The essay always gets me thinking about the value of variety to a writer. Not everyone loves variety in their reading life or approach to their craft. I have friends who know in their heart of hearts they are horror writers or fantasy writers of children’s writers, or only read mysteries or science fiction novels. I love their enthusiasm for their form, and have certainly gone through phases of loving certain authors, but it has been a long while since I considered myself “just” a horror writer.
I love variety. In music. In movies. In fiction. Jeanne Cavelos in her article “Innovation in Horror” makes a good argument for innovation being the product of blending a variety of influences in a single form. I won’t make any claim to being an innovative writer, but I certainly enjoy genre smashing when I do it. I’ve had hard boiled stories with gargoyles as protagonists. Fantasy stories with six guns. Horror stories where the monsters are never on stage. I think some of those stories are among my best work.
To keep the “spice of life” on the brain I tried to read widely. Every pro I spoke to while attending Odyssey said that to write your best you have to read outside your genre. Classics. Poetry. Other fields and forms. Each is an example of the form, each is a case study. I spent the first two years after Odyssey reading as many different short story writers as I could. And I’m glad I did. I opened myself up to the talents, voices, and rich worlds of Raymond Carver, Annie Proulx, Robert E. Howard, Shirley Jackson, Robert Aickman, Ernest Hemingway, Lucius Shepard, Jeffrey Ford, Steve and Melanie Tem, Patricia Highsmith, and many others.

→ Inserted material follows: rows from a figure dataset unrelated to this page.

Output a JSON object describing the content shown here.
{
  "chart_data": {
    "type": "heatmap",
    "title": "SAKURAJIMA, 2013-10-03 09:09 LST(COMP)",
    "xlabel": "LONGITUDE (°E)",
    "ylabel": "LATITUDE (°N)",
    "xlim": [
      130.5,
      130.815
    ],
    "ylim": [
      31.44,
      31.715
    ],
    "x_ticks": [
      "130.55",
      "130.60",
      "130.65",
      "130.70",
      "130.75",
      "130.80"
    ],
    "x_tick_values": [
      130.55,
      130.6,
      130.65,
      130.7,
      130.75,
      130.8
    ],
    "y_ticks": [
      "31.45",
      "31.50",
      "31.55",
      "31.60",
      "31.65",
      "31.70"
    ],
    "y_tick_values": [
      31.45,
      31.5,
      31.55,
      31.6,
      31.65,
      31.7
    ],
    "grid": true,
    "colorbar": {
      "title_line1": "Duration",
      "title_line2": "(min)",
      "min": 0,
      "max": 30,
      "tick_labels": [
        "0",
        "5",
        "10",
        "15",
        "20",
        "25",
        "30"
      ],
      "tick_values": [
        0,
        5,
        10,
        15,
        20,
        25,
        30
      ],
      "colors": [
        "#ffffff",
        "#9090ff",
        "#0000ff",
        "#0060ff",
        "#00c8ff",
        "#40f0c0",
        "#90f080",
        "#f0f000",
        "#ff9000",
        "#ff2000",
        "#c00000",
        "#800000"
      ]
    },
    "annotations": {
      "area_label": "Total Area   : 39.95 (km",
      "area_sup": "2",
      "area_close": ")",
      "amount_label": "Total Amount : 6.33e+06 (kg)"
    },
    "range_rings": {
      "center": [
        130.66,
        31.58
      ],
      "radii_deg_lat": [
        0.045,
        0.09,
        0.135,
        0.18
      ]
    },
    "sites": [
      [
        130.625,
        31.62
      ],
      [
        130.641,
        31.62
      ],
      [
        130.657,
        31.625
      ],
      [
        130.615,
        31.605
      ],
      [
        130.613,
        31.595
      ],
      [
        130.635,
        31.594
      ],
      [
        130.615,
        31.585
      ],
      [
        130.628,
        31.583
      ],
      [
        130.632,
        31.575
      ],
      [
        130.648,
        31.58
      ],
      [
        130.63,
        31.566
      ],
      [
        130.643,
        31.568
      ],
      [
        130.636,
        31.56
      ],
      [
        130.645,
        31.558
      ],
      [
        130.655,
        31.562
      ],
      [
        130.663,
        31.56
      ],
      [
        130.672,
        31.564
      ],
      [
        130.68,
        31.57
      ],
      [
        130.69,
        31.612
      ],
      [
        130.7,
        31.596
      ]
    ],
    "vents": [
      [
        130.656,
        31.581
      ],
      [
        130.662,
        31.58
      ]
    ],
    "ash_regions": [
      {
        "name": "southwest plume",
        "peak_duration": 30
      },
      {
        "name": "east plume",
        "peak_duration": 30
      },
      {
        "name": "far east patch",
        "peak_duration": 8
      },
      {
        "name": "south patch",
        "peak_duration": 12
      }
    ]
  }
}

That “short story odyssey” is now done, though I still follow the ethos of reading wide and deep. And I think that’s helped me develop my craft. Which reminded me of my approach to music, back in my punk-rock days. I never understood folks who ONLY listened to punk or metal or blues. I loved it all. I liked Johnny Cash as much as Black Sabbath and John Lee Hooker and The Clash. And I loved bands that mixed genres. Like Tom Waits
In Innocent When You Dream, Waits remarks that he was awakened to writing new kinds of music across the spectrum by his wife, who is his writing and producing partner. She came at a hinge point in his career-
“I kind of got stuck. I needed someting to kick me. I needed some kind of car wreck or something. She was the one that started playing bizarre music. She said, ‘You can take this and this and put all this together. There’s a place where all these tings overlap. Field recordings and Caruso and tribal music and Lithuanian language records and Leadbelly. You can put that in a pot. No one’s going to tell you you can’t. You like James Brown and you also like Mabel Mercer. There’s nothing wrong with that’ We’re all that way. We all have disparate influences. And we all know people that don’t know each other! Right? I mean, some people are afraid to have parties and invite them all.”
And Waits does. His albums are romantically sad sonic worlds with punk and calypso sharing a drink in one corner, and jazz and country throwing dice in another, while we won’t say what the blues is getting up to with the tango in the shack.
Now, I don’t know if you can invite all your influences at once in a single story and still have it hold together, but I think inviting a handful to mingle on the page is a good way of turning a love of variety into a good opportunity of great fiction.
I think I’ll spend some time testing this theory. While listening to Tom Waits. For I am a raindog, too.
JSR
2 responses so far

My first thought was that this was going to be about the band Hall & Oates
More seriously…
I think there’s a lot of truth in what you’re saying and one thing I fear with an explosion of dilineated subgenres (Science Fantasy, Paranormal Romance, Dark Fantasy, Steampunk) is that more and more often the genres will refer to themselves and not pull in ideas from outside to mix things up.
Another thing this reminds me of something else you said to me about taking “classic” plots from, let’s say, Shakespeare, and then writing the story upon that frame work. This has been very helpful. Granted, I am doing it in my fakakta fashion.